The assembled panel spoke on a number of political topics, centered around the ongoing turmoil in the Middle East, politics in India, the Russia-Ukraine conflict, and U.S. foreign policy. I found the whole discussion fascinating, but the discourse on the Middle East was what I found to be most fitting given the date. Fred Astern, a professor of Jewish studies, pointed out that we cannot yet know how the current state of world affairs will look when framed in a greater historical context. He elicited laughter from the packed room when he said, “the French Revolution—we don’t know how that’s going to turn out.” He also encouraged a shift from the predominant western view of the conflict in the Middle East that “emphasizes European colonialism and imperialism.”
The moderator, history professor Maziar Behrooz, explained some of the similarities and differences between Wahhabism, the Muslim Brotherhood, and Salafism, which are all derived from Islam. I found his description of the Muslim Brotherhood most interesting; Behrooz called it a “reformed” Islam and said that it encourages followers to be Muslim while accepting the likes of modern technology and reason.

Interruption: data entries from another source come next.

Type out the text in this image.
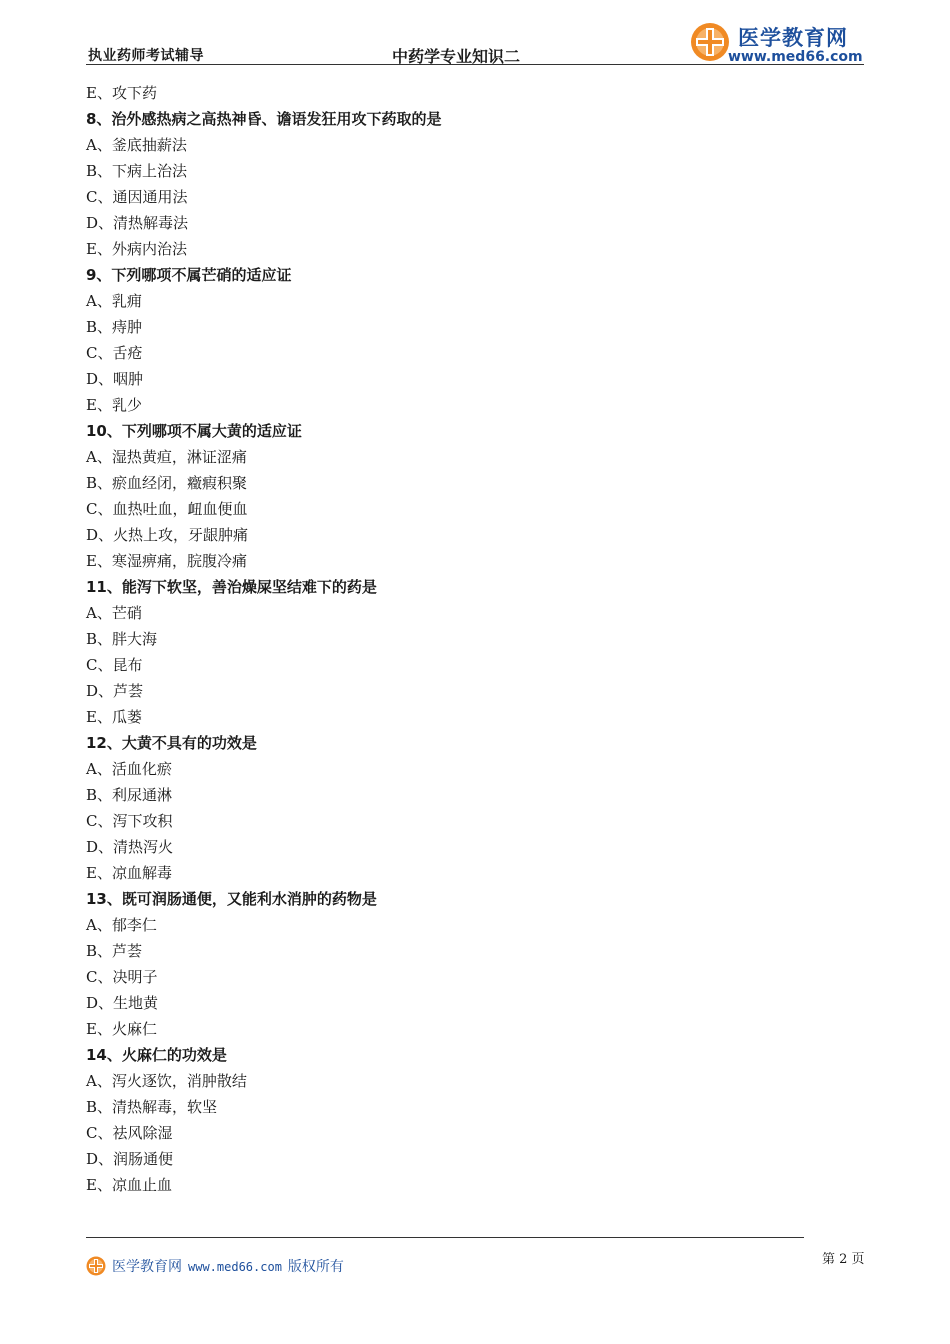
执业药师考试辅导	中药学专业知识二
医学教育网
www.med66.com
E、攻下药
8、治外感热病之高热神昏、谵语发狂用攻下药取的是
A、釜底抽薪法
B、下病上治法
C、通因通用法
D、清热解毒法
E、外病内治法
9、下列哪项不属芒硝的适应证
A、乳痈
B、痔肿
C、舌疮
D、咽肿
E、乳少
10、下列哪项不属大黄的适应证
A、湿热黄疸，淋证涩痛
B、瘀血经闭，癥瘕积聚
C、血热吐血，衄血便血
D、火热上攻，牙龈肿痛
E、寒湿痹痛，脘腹冷痛
11、能泻下软坚，善治燥屎坚结难下的药是
A、芒硝
B、胖大海
C、昆布
D、芦荟
E、瓜蒌
12、大黄不具有的功效是
A、活血化瘀
B、利尿通淋
C、泻下攻积
D、清热泻火
E、凉血解毒
13、既可润肠通便，又能利水消肿的药物是
A、郁李仁
B、芦荟
C、决明子
D、生地黄
E、火麻仁
14、火麻仁的功效是
A、泻火逐饮，消肿散结
B、清热解毒，软坚
C、祛风除湿
D、润肠通便
E、凉血止血
第 2 页
医学教育网 www.med66.com 版权所有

Andrei P. Tsygankov, professor of political science and international relations, offered a bit of advice. “The world is changing fundamentally,” he said. “We need to come up with a better definition of what is the world we live in.”
That will not be easy to do, and it will be even harder to come to something enough people can agree on. Still, Tsygankov is right – the world is not at all the place it was thirteen years ago.